Throw No Stones at Facebook

People who live in glass houses, probably shouldn’t throw stones.

Over the last month, many organizations and thought leaders have lined up to criticize Facebook over their recent breach. While I agree with them — it was pretty bad, I propose that we also take a step back to look at the bigger picture.

In actuality, Facebook should be commended on how well they responded. First, in how transparent they were about the situation. Second, in how quickly they triaged the active malicious sessions, shutting the attack down. All companies should use this as a best practice for how to respond to an active intrusion. However, this isn’t what I’m here to talk about. Rather, I would like to bring up the open secret lurking behind this latest breach.

In my estimation, the vast majority of the tech industry suffers from similar underlying security issues to those suffered by Facebook. In some organizations, the problems are actually much worse. In fact, there are potentially hundreds of companies that could be breached in a very similar way.
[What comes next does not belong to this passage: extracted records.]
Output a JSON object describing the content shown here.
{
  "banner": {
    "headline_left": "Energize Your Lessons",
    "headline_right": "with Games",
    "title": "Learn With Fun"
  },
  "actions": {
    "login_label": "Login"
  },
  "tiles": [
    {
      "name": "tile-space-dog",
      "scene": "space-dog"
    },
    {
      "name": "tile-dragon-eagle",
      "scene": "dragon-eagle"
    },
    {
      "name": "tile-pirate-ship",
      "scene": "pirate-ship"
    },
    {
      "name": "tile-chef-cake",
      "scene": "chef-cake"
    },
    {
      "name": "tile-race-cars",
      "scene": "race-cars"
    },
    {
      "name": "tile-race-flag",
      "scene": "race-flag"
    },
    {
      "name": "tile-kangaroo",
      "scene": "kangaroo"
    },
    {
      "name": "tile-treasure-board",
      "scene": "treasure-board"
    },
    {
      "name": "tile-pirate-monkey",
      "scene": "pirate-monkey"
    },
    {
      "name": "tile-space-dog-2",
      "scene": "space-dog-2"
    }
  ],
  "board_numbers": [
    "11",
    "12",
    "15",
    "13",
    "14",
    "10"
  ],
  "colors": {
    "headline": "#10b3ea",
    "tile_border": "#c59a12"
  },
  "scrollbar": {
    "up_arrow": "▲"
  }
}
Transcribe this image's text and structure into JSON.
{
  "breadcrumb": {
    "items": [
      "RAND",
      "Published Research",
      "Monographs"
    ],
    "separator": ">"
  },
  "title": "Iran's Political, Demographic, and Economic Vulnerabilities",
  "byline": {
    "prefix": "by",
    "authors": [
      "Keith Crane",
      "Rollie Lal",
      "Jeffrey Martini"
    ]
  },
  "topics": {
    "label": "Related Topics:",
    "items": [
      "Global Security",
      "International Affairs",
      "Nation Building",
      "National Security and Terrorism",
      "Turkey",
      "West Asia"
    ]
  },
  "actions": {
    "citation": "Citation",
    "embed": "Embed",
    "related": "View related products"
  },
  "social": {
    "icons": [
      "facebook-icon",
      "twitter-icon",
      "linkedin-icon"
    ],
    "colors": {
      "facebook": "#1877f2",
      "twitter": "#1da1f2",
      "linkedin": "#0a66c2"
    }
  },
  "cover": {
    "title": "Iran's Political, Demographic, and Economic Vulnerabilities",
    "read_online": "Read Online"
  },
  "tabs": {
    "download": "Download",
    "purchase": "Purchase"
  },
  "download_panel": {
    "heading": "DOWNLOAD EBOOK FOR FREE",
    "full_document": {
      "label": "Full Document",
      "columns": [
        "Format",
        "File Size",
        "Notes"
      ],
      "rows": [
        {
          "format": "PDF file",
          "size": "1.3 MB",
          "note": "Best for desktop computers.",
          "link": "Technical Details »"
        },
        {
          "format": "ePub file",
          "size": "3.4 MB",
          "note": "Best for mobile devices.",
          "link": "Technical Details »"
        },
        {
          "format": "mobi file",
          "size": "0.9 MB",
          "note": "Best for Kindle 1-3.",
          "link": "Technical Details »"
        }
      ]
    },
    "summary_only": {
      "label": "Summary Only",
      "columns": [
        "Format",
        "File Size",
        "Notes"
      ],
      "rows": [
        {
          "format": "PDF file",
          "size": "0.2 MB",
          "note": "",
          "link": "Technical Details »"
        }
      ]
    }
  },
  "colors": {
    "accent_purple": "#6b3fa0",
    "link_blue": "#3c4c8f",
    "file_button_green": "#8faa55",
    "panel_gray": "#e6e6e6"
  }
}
In most cases, these organizations heavily rely on obscurity, and an egg-shell thin perimeter, to hide flaws and keep malicious actors away from their vulnerable underbellies. So long as the attackers stay on the outside, all is well. However, we live in an age where software flaws are found quickly, and complex hacks happen regularly. It took three separate vulnerabilities to bypass Facebook’s defenses, but it still happened. How many other organisations are also just three flaws away from disaster?

Let’s look at some of these issues in turn...

Firstly, the underlying issue that allowed 50 million Facebook accounts to be compromised: portable, widely-scoped, long-lived, backed tokens. These are typically generated by services for use when accessing other internal services. They are linked to the source system, but rarely have any scoping to limit their use. This is a common design that can be readily exploited once it’s been exposed.

How many other organizations use similar models for their back-end? Too many to count. Consider: How many DevOps-based organizations can you name that probably suffer from related vulnerabilities? How many of them secure these internal tokens by restricting their scope, life, and access? Very few. How many organizations validate tokens beyond a simple check to grant access? After all, it’s easier and quicker to engineer a system that can reuse a handful of tokens with widely distributed signing code than it is to engineer unique, narrowly scoped, short-lived tokens anchored to a secure system or service identity. Sadly, in a world of continuous deployment and minimum viable product, quick-and-dirty usually beats complex-and-secure.

Second, even though many of these services use identity as a foundation for initial user authorization, few, if any, propagate any proof of identity from end to end. Even fewer tie subsequent proofs, such as for services, to a secure, immutable identity. At some point, one proof of identity ends, and a new, less secure proof, tyed to a different identity, takes over. In essence, your chain of trust is only as strong as its weakest link. If an attacker can gain access to this second proof of identity, and it isn’t anchored to anything or limited in scope, he/she can abuse it to access any downstream system that accepts it.

These architectural issues are not made easier by the fact that most, if not all, of these companies are drowning in technical debt. Resource constraints mean large amounts of key infrastructure are built as minimum viable products—the bare minimum to get it working, usually missing anything not considered essential. This means large chunks of back-end service infrastructure is often incomplete, stale, and growing more vulnerable by the day.

Pressure to get new products out often beats building to be secure-by-design. It’s this pressure that also causes large corporations to launch consumer products without an administrator password, or a bypassable lock screen.

The way forward

So before we call out Facebook’s security flaws too much, let’s take a step back and really think about our own software architecture. How does it fit together end to end? If several controls in your architecture fail, as it did with Facebook, would it be possible to bypass the rest of your defenses? If the worst happens, do you have enough logging to adequately triage the problem?

Securing all this is not going to be easy. And we first have to break our addiction on rapidly built, minimum viable products. Instead, we need to focus on building secure products quickly, but in a way that fits in with existing architecture. We have to ensure that our architectures are truly secure end to end. Ideally, we should achieve this by using secure, immutable identity as a foundation for authorization throughout, whether for workforce or customer access.

In short:

  • Ensure that identity is a contiguous chain, like chain of custody for evidence.
  • Continuously validate identity, access, and authorization using as much contextual information as possible.

If you can ensure these principles for all connections, whether internal or external, then many of these categories of exploitation become impossible.

Technical debt isn’t going away, nor is the pressure to build quickly. The good news is, enterprises are thinking about how to solve these problems. For example, on its security blog, Lyft recently explained an excellent approach to keeping docker images fresh and updated.

Combine such ideas with the guidelines for building secure “Zero Trust” architectures, and you have a viable solution. By leveraging the tools and design information offered by the FIDO ecosystem (such as Yubico’s new multi protocol hardware keys), we have a new, possible reality: quickly building architectures that are secure-by-design and with substantially less resources, than ever before.